From January 22 to January 26, 2007, three individuals with the Ground Zero Center - Brian Watson, CarolAnn Barrows, and Shirley Morrison - were on trial in a local court in Port Orchard, Washington, for their anti-Trident direct actions in May and August of 2006. They were charged with the misdemeanor of obstructing traffic into the Trident nuclear submarine base at Bangor, Washington, “without lawful authority.” Unusually, the judge allowed David Hall, former national president of Physicians for Social Responsibility, and me to offer expert testimony on January 24. The defendants also testified at length about the reasons for their actions. The jury, while sympathetic as revealed by post-trial comments, failed to seize the opportunity and instead convicted, as the Kitsap Sun reported.
Another Kitsap Sun story described my testimony. It is somewhat garbled, but does convey the gist. I certainly did not say that international law allows use of nuclear weapons defensively! Nor did I indicate that citizens who fail to write letters in theory could be convicted of complicity! I did not get to all of it, and simplified quite a lot, but if you’re interested here’s the written outline of my testimony.
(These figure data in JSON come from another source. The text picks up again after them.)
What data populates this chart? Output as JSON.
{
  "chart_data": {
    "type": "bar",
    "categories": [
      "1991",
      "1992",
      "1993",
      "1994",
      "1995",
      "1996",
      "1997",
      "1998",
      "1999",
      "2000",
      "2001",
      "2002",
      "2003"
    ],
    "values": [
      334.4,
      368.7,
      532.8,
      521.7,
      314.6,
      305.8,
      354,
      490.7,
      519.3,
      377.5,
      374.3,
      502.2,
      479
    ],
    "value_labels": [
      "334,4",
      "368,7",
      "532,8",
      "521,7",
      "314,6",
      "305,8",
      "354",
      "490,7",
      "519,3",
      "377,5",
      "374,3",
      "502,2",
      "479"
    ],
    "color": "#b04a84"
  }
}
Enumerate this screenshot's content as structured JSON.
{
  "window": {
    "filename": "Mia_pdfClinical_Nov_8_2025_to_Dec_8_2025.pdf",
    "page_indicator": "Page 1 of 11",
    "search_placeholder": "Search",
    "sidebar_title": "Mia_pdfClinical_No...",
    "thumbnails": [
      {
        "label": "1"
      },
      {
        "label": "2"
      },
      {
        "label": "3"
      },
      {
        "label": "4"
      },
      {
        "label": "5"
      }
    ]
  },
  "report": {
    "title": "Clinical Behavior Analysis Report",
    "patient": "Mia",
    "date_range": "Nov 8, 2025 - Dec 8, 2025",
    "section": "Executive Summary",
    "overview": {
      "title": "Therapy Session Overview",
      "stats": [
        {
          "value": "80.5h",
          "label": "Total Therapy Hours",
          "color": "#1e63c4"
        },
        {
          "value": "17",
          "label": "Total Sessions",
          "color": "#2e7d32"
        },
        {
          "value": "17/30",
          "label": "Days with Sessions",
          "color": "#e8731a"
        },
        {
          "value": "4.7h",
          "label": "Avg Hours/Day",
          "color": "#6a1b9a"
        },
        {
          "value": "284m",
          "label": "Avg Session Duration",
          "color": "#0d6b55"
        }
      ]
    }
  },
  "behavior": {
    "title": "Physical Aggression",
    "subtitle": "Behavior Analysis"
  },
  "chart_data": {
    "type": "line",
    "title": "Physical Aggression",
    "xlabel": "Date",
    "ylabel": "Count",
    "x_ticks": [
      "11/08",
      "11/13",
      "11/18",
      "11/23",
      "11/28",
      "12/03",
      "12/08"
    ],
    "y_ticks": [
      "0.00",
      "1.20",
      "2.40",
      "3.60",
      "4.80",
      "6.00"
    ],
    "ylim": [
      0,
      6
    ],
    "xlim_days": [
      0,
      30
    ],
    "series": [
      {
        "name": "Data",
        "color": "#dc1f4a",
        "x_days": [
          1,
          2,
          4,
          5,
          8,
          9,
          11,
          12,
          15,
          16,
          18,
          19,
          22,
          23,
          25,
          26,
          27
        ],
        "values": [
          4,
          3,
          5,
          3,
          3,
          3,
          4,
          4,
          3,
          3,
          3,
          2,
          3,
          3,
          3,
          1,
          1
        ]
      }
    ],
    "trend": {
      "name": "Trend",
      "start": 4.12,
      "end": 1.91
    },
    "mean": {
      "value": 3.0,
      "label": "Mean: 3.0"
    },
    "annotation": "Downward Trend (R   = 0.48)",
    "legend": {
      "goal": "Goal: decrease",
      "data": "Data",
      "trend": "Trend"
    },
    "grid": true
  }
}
Beyond the trial, the Ground Zero Center is doing a magnificent job of organizing, and participation and interest is on the rise. On January 15, 2007, Martin Luther King Day, 12 people were arrested at the submarine base, with over 200 there in total. In connection with the trial, they organized several events. I did a talk on “From Auschwitz to Trident” on January 20 at the Seattle Town Hall, with about 200 in attendance. You can see it on YouTube; the slides for the talk are here. I also was on Seattle’s National Public Radio affiliate KUOW on Jan 24, with a Center for Defense Information expert, Philip Coyle - here’s the audio.
It was sobering for me personally, for all the time I spend on these issues, to think about the eight or nine Trident submarines based at Bangor. Based on Natural Resources Defense Council estimates in the Nuclear Notebook, November/December 2006 Bulletin of the Atomic Scientists, each carries 144 warheads, six per each of the 24 Trident II missiles on a submarine. The warheads mostly are 100 kiloton, about seven times the yield of the bomb with which the U.S. destroyed Hiroshima; some are around 450 kilotons, 30 times the Hiroshima bomb. About one-half of the subs are thought to be on patrol at a given time. The buildup of the more capable Trident II missiles in the Pacific clearly is aimed at exerting additional leverage on China, with the posture of readiness to actually wage nuclear war by striking enemy nuclear forces familiar from the Cold War era. For more on this, see the January-February 2007 Nuclear Notebook by Robert Norris and Hans Kristensen.